You are given an array of strings words and a string chars. A word is good if it can be formed using the letters of chars, where each letter can be used at most once. Return the sum of lengths of all good words.

Inputwords = ["cat", "bt", "hat", "tree"], chars = "atach"

Output6

"cat" (3) and "hat" (3) can be formed from "atach"; "bt" and "tree" cannot. 3 + 3 = 6.

words (comma-separated)

chars

def count_characters(words, chars):
    from collections import Counter
    avail = Counter(chars)
    total = 0
    for word in words:
        need = Counter(word)
        if all(need[c] <= avail[c] for c in need):
            total += len(word)
    return total

function countCharacters(words, chars) {
  const avail = {};
  for (const c of chars) avail[c] = (avail[c] || 0) + 1;
  let total = 0;
  for (const word of words) {
    const need = {};
    for (const c of word) need[c] = (need[c] || 0) + 1;
    let ok = true;
    for (const c in need) if (need[c] > (avail[c] || 0)) ok = false;
    if (ok) total += word.length;
  }
  return total;
}

class Solution {
    public int countCharacters(String[] words, String chars) {
        int[] avail = new int[26];
        for (char c : chars.toCharArray()) avail[c - 'a']++;
        int total = 0;
        for (String word : words) {
            int[] need = new int[26];
            for (char c : word.toCharArray()) need[c - 'a']++;
            boolean ok = true;
            for (int i = 0; i < 26; i++) if (need[i] > avail[i]) ok = false;
            if (ok) total += word.length();
        }
        return total;
    }
}

int countCharacters(vector<string>& words, string chars) {
    int avail[26] = {0};
    for (char c : chars) avail[c - 'a']++;
    int total = 0;
    for (auto& word : words) {
        int need[26] = {0};
        for (char c : word) need[c - 'a']++;
        bool ok = true;
        for (int i = 0; i < 26; i++) if (need[i] > avail[i]) ok = false;
        if (ok) total += (int)word.size();
    }
    return total;
}

Explanation

A word is spellable from chars only if, for every letter, the word needs no more copies than chars actually has.
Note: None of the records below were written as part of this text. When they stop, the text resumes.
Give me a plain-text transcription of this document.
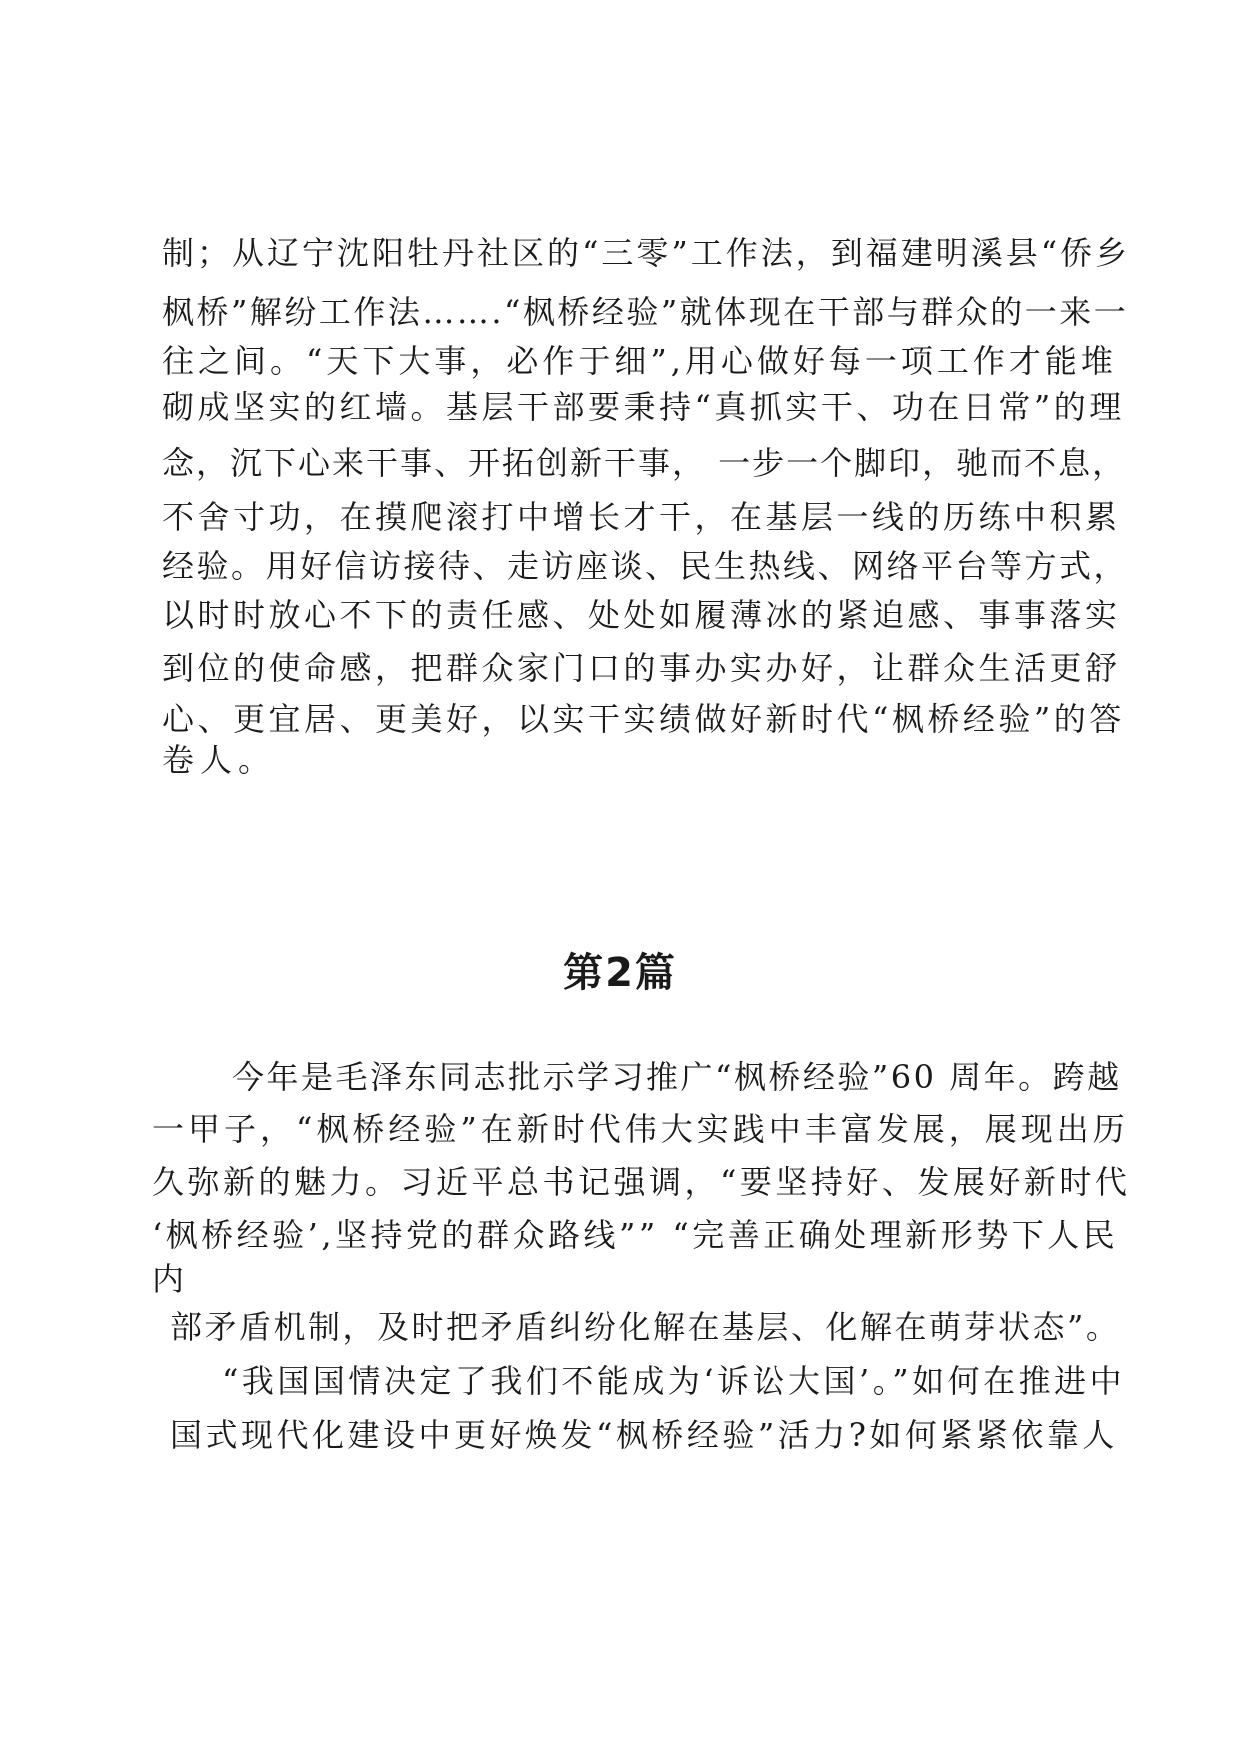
制；从辽宁沈阳牡丹社区的“三零”工作法，到福建明溪县“侨乡
枫桥”解纷工作法…….“枫桥经验”就体现在干部与群众的一来一
往之间。“天下大事，必作于细”,用心做好每一项工作才能堆
砌成坚实的红墙。基层干部要秉持“真抓实干、功在日常”的理
念，沉下心来干事、开拓创新干事， 一步一个脚印，驰而不息，
不舍寸功，在摸爬滚打中增长才干，在基层一线的历练中积累
经验。用好信访接待、走访座谈、民生热线、网络平台等方式，
以时时放心不下的责任感、处处如履薄冰的紧迫感、事事落实
到位的使命感，把群众家门口的事办实办好，让群众生活更舒
心、更宜居、更美好，以实干实绩做好新时代“枫桥经验”的答
卷人。
第2篇
今年是毛泽东同志批示学习推广“枫桥经验”60 周年。跨越
一甲子，“枫桥经验”在新时代伟大实践中丰富发展，展现出历
久弥新的魅力。习近平总书记强调，“要坚持好、发展好新时代
‘枫桥经验’,坚持党的群众路线”” “完善正确处理新形势下人民
内
部矛盾机制，及时把矛盾纠纷化解在基层、化解在萌芽状态”。
“我国国情决定了我们不能成为‘诉讼大国’。”如何在推进中
国式现代化建设中更好焕发“枫桥经验”活力?如何紧紧依靠人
So we compare letter frequencies, not just which letters appear.

First we count the letters of chars into a pool, avail. This is our budget: how many of each letter we can spend.

For each word we count its own letters into need, then check that need[c] <= avail[c] for every letter c the word uses. If even one letter falls short, the word is rejected; otherwise it is "good" and we add its length to the running total.
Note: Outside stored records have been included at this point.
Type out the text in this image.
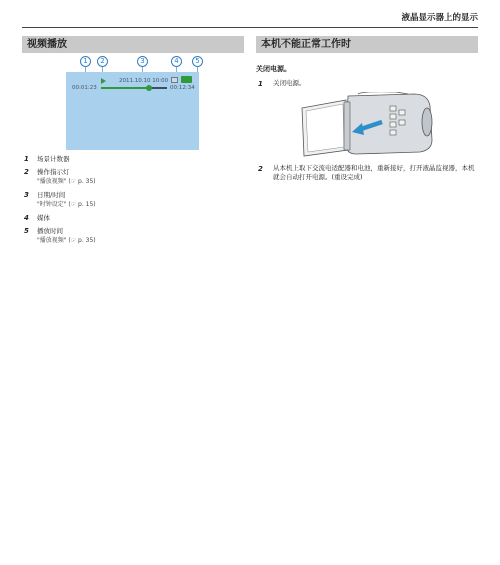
液晶显示器上的显示
视频播放
1	2	3	4	5
2011.10.10 10:00
00:01:23	00:12:34
1 场景计数器
2 操作指示灯
"播放视频" (☞ p. 35)
3 日期/时间
"时钟设定" (☞ p. 15)
4 媒体
5 播放时间
"播放视频" (☞ p. 35)
本机不能正常工作时
关闭电源。
1 关闭电源。
2 从本机上取下交流电适配器和电池，重新接好，打开液晶监视器，本机就会自动打开电源。(重设完成)
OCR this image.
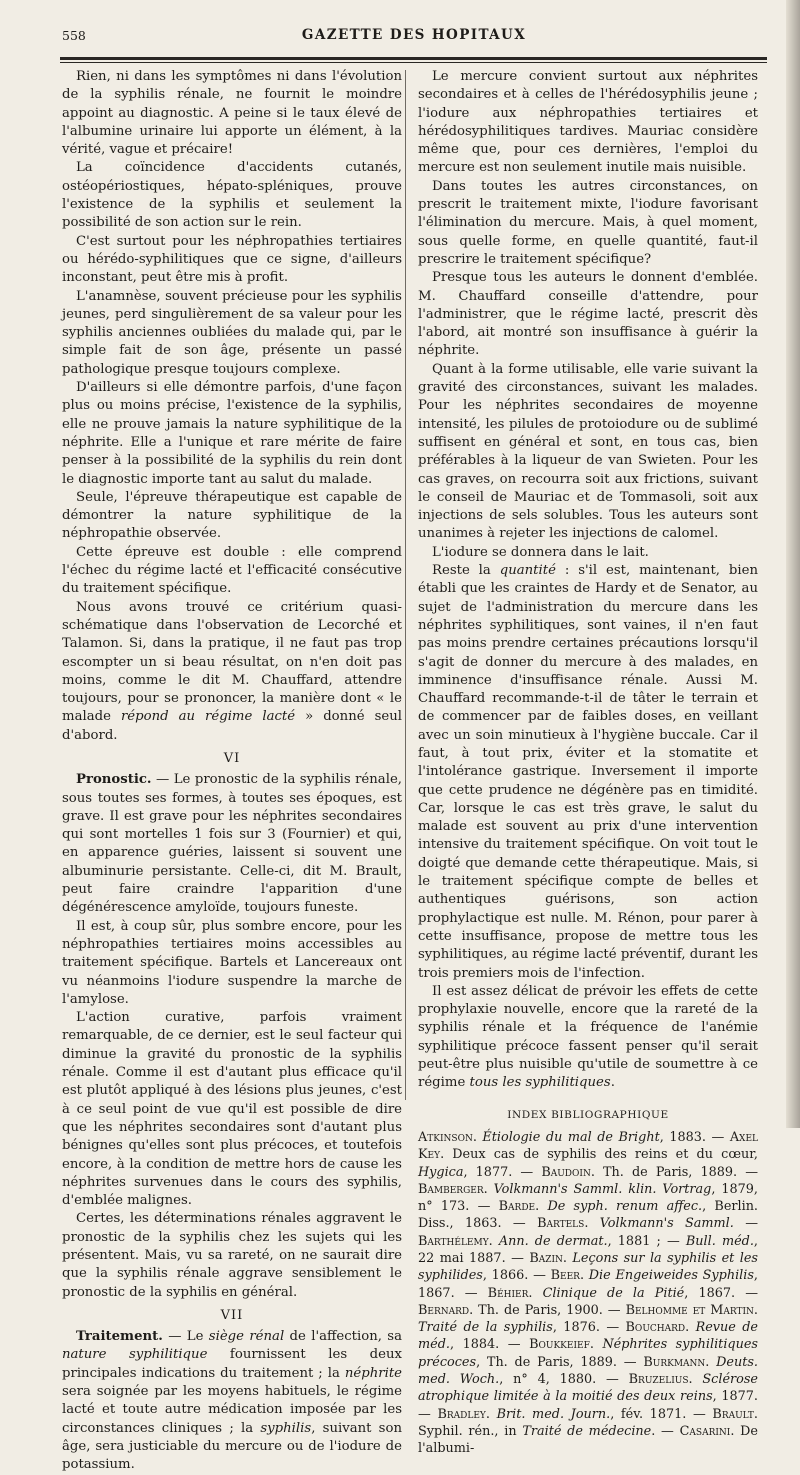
558	GAZETTE DES HOPITAUX

Rien, ni dans les symptômes ni dans l'évolution de la syphilis rénale, ne fournit le moindre appoint au diagnostic. A peine si le taux élevé de l'albumine urinaire lui apporte un élément, à la vérité, vague et précaire!

La coïncidence d'accidents cutanés, ostéopériostiques, hépato-spléniques, prouve l'existence de la syphilis et seulement la possibilité de son action sur le rein.

C'est surtout pour les néphropathies tertiaires ou hérédo-syphilitiques que ce signe, d'ailleurs inconstant, peut être mis à profit.

L'anamnèse, souvent précieuse pour les syphilis jeunes, perd singulièrement de sa valeur pour les syphilis anciennes oubliées du malade qui, par le simple fait de son âge, présente un passé pathologique presque toujours complexe.

D'ailleurs si elle démontre parfois, d'une façon plus ou moins précise, l'existence de la syphilis, elle ne prouve jamais la nature syphilitique de la néphrite. Elle a l'unique et rare mérite de faire penser à la possibilité de la syphilis du rein dont le diagnostic importe tant au salut du malade.

Seule, l'épreuve thérapeutique est capable de démontrer la nature syphilitique de la néphropathie observée.

Cette épreuve est double : elle comprend l'échec du régime lacté et l'efficacité consécutive du traitement spécifique.

Nous avons trouvé ce critérium quasi-schématique dans l'observation de Lecorché et Talamon. Si, dans la pratique, il ne faut pas trop escompter un si beau résultat, on n'en doit pas moins, comme le dit M. Chauffard, attendre toujours, pour se prononcer, la manière dont « le malade répond au régime lacté » donné seul d'abord.

VI

Pronostic. — Le pronostic de la syphilis rénale, sous toutes ses formes, à toutes ses époques, est grave. Il est grave pour les néphrites secondaires qui sont mortelles 1 fois sur 3 (Fournier) et qui, en apparence guéries, laissent si souvent une albuminurie persistante. Celle-ci, dit M. Brault, peut faire craindre l'apparition d'une dégénérescence amyloïde, toujours funeste.

Il est, à coup sûr, plus sombre encore, pour les néphropathies tertiaires moins accessibles au traitement spécifique. Bartels et Lancereaux ont vu néanmoins l'iodure suspendre la marche de l'amylose.

L'action curative, parfois vraiment remarquable, de ce dernier, est le seul facteur qui diminue la gravité du pronostic de la syphilis rénale. Comme il est d'autant plus efficace qu'il est plutôt appliqué à des lésions plus jeunes, c'est à ce seul point de vue qu'il est possible de dire que les néphrites secondaires sont d'autant plus bénignes qu'elles sont plus précoces, et toutefois encore, à la condition de mettre hors de cause les néphrites survenues dans le cours des syphilis, d'emblée malignes.

Certes, les déterminations rénales aggravent le pronostic de la syphilis chez les sujets qui les présentent. Mais, vu sa rareté, on ne saurait dire que la syphilis rénale aggrave sensiblement le pronostic de la syphilis en général.

VII

Traitement. — Le siège rénal de l'affection, sa nature syphilitique fournissent les deux principales indications du traitement ; la néphrite sera soignée par les moyens habituels, le régime lacté et toute autre médication imposée par les circonstances cliniques ; la syphilis, suivant son âge, sera justiciable du mercure ou de l'iodure de potassium.

Le mercure convient surtout aux néphrites secondaires et à celles de l'hérédosyphilis jeune ; l'iodure aux néphropathies tertiaires et hérédosyphilitiques tardives. Mauriac considère même que, pour ces dernières, l'emploi du mercure est non seulement inutile mais nuisible.

Dans toutes les autres circonstances, on prescrit le traitement mixte, l'iodure favorisant l'élimination du mercure. Mais, à quel moment, sous quelle forme, en quelle quantité, faut-il prescrire le traitement spécifique?

Presque tous les auteurs le donnent d'emblée. M. Chauffard conseille d'attendre, pour l'administrer, que le régime lacté, prescrit dès l'abord, ait montré son insuffisance à guérir la néphrite.

Quant à la forme utilisable, elle varie suivant la gravité des circonstances, suivant les malades. Pour les néphrites secondaires de moyenne intensité, les pilules de protoiodure ou de sublimé suffisent en général et sont, en tous cas, bien préférables à la liqueur de van Swieten. Pour les cas graves, on recourra soit aux frictions, suivant le conseil de Mauriac et de Tommasoli, soit aux injections de sels solubles. Tous les auteurs sont unanimes à rejeter les injections de calomel.

L'iodure se donnera dans le lait.

Reste la quantité : s'il est, maintenant, bien établi que les craintes de Hardy et de Senator, au sujet de l'administration du mercure dans les néphrites syphilitiques, sont vaines, il n'en faut pas moins prendre certaines précautions lorsqu'il s'agit de donner du mercure à des malades, en imminence d'insuffisance rénale. Aussi M. Chauffard recommande-t-il de tâter le terrain et de commencer par de faibles doses, en veillant avec un soin minutieux à l'hygiène buccale. Car il faut, à tout prix, éviter et la stomatite et l'intolérance gastrique. Inversement il importe que cette prudence ne dégénère pas en timidité. Car, lorsque le cas est très grave, le salut du malade est souvent au prix d'une intervention intensive du traitement spécifique. On voit tout le doigté que demande cette thérapeutique. Mais, si le traitement spécifique compte de belles et authentiques guérisons, son action prophylactique est nulle. M. Rénon, pour parer à cette insuffisance, propose de mettre tous les syphilitiques, au régime lacté préventif, durant les trois premiers mois de l'infection.

Il est assez délicat de prévoir les effets de cette prophylaxie nouvelle, encore que la rareté de la syphilis rénale et la fréquence de l'anémie syphilitique précoce fassent penser qu'il serait peut-être plus nuisible qu'utile de soumettre à ce régime tous les syphilitiques.

INDEX BIBLIOGRAPHIQUE

Atkinson. Étiologie du mal de Bright, 1883. — Axel Key. Deux cas de syphilis des reins et du cœur, Hygica, 1877. — Baudoin. Th. de Paris, 1889. — Bamberger. Volkmann's Samml. klin. Vortrag, 1879, n° 173. — Barde. De syph. renum affec., Berlin. Diss., 1863. — Bartels. Volkmann's Samml. — Barthélemy. Ann. de dermat., 1881 ; — Bull. méd., 22 mai 1887. — Bazin. Leçons sur la syphilis et les syphilides, 1866. — Beer. Die Engeiweides Syphilis, 1867. — Béhier. Clinique de la Pitié, 1867. — Bernard. Th. de Paris, 1900. — Belhomme et Martin. Traité de la syphilis, 1876. — Bouchard. Revue de méd., 1884. — Boukkeief. Néphrites syphilitiques précoces, Th. de Paris, 1889. — Burkmann. Deuts. med. Woch., n° 4, 1880. — Bruzelius. Sclérose atrophique limitée à la moitié des deux reins, 1877. — Bradley. Brit. med. Journ., fév. 1871. — Brault. Syphil. rén., in Traité de médecine. — Casarini. De l'albumi-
Example: chars = "atach" gives a pool of a:2, t:1, c:1, h:1. The word "cat" needs c:1, a:1, t:1, all within budget, so it counts (length 3). "hat" also fits (length 3). "bt" needs a b the pool lacks, and "tree" needs two es and an r it does not have. Total is 3 + 3 = 6.

Counting each word fresh against the same pool keeps the letters independent, so one word never "uses up" the budget for the next.

Time: O(n + Σ|word|) Space: O(1)